In the late seventies my father gave me his Mamiya C330F camera and I became much more serious about photography, constructing a darkroom in a shed at the bottom of the garden, I disappeared for hours into the womb of the red safety light. The C330F is a twin lens reflex with interchangeable lenses, an over-sized piece of kit which would not look out of place on a modern film set. I was very fond of the high contrast achieved with Kodak’s Tri-X 120 roll film but with just twelve exposures, you had to think long and hard before pressing the shutter. There was a 24 exposure version but this was such a devil to wind onto a developing tank spool that I usually opted for the more reliable shorter roll. Whilst it produced wonderful technical results from its two and a quarter square inch negatives and even the odd published picture, it was just too cumbersome to capture the decisive moment. Needless to say I coveted the more agile 35mm cameras from Nikon and Pentax but it was the really nimble Olympus OM range that I desired most. The advertising campaigns featuring Lichfield and Bailey eventually worked their magic and I acquired a black OM1 and an OM10. The photography didn’t improve much but getting around did and they were such joyous pieces of technical jewellery, the OM just nestled in the hands and you felt the part.

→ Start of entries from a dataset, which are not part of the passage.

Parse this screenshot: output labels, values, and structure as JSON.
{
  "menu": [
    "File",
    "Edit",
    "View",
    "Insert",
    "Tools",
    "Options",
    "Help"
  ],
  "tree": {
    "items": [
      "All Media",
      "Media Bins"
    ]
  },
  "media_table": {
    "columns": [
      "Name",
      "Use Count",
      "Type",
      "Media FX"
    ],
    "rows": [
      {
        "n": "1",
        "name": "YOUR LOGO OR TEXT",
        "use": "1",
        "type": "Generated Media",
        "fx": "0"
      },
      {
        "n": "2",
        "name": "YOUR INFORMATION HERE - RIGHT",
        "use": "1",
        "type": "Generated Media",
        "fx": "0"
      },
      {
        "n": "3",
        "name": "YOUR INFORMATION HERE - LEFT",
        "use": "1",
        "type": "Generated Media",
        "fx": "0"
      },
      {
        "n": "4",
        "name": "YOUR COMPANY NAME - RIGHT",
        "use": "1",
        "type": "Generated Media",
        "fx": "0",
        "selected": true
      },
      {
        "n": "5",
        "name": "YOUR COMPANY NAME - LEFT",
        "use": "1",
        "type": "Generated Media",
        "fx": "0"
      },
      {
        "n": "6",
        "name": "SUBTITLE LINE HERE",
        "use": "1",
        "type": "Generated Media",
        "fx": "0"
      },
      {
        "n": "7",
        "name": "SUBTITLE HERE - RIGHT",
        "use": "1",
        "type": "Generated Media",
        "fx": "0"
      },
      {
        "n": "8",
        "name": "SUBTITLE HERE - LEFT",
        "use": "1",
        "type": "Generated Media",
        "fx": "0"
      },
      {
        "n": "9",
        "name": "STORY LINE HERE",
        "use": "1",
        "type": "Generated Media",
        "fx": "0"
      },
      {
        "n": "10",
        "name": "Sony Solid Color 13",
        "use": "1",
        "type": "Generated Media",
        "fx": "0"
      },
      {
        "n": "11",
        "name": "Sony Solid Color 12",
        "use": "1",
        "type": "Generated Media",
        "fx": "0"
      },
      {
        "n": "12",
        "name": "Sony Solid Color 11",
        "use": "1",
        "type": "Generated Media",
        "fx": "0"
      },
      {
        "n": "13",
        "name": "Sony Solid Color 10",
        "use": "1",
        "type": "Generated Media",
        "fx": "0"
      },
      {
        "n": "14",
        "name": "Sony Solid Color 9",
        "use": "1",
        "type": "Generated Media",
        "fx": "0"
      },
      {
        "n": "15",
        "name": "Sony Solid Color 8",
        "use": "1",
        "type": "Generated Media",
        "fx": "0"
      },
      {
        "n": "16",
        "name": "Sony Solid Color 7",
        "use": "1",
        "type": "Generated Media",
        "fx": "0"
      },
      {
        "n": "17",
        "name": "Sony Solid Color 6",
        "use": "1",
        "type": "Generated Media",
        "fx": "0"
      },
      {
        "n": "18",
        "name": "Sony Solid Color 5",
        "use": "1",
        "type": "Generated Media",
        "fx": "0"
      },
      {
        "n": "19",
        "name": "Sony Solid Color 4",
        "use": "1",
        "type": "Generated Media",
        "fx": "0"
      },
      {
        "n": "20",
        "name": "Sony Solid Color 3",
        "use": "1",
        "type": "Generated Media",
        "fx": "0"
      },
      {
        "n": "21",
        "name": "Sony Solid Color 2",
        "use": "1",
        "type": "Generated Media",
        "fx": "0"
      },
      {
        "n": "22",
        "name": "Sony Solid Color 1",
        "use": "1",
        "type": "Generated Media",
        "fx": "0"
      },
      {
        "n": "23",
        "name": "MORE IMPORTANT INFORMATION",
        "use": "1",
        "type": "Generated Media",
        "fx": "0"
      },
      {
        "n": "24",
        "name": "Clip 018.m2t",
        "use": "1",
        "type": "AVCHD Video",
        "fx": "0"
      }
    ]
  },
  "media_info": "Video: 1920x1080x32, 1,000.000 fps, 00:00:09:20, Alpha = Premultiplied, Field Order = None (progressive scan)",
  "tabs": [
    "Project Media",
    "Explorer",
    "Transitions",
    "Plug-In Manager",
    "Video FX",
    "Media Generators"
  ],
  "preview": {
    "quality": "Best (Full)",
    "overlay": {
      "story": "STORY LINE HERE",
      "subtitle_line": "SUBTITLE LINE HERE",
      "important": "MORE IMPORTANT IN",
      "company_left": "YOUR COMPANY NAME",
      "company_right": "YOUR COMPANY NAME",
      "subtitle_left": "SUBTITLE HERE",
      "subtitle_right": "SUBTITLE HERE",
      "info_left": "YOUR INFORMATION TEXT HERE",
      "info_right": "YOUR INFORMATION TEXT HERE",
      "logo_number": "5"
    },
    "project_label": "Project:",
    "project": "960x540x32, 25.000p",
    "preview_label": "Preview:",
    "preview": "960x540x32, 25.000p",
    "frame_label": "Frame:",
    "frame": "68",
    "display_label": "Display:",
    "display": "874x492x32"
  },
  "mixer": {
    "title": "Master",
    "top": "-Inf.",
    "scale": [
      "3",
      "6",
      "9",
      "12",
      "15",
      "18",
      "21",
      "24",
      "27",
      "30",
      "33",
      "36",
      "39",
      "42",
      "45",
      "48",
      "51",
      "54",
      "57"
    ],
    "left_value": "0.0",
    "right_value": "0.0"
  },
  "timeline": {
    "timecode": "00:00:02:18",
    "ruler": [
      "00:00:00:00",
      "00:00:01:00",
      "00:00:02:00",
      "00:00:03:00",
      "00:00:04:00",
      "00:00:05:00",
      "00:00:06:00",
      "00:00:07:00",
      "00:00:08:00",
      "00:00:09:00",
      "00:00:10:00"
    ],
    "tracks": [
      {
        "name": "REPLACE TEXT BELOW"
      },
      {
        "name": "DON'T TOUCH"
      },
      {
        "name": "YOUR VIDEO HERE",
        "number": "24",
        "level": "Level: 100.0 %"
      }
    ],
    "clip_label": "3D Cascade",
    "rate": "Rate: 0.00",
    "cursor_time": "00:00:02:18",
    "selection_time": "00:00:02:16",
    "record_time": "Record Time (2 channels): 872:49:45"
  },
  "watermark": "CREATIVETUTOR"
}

I was reminded of these much desired cameras at Shugborough. In Patrick Lichfield’s lounge there is a small bronze of two hands cupped around an Olympus as though holding a precious ornament.
I still have the Mamiya for sentimental reasons but with the advent of digital my OMs were sold or passed on; a beautiful object of desire, I wish I had at least kept an OM1.
As an example of how we have ‘progressed’, this fuzzy image was taken on a smart phone, the latest objects of desire (this was as close as I could get and even then set off the motion detector – the lady from the National Trust was very understanding).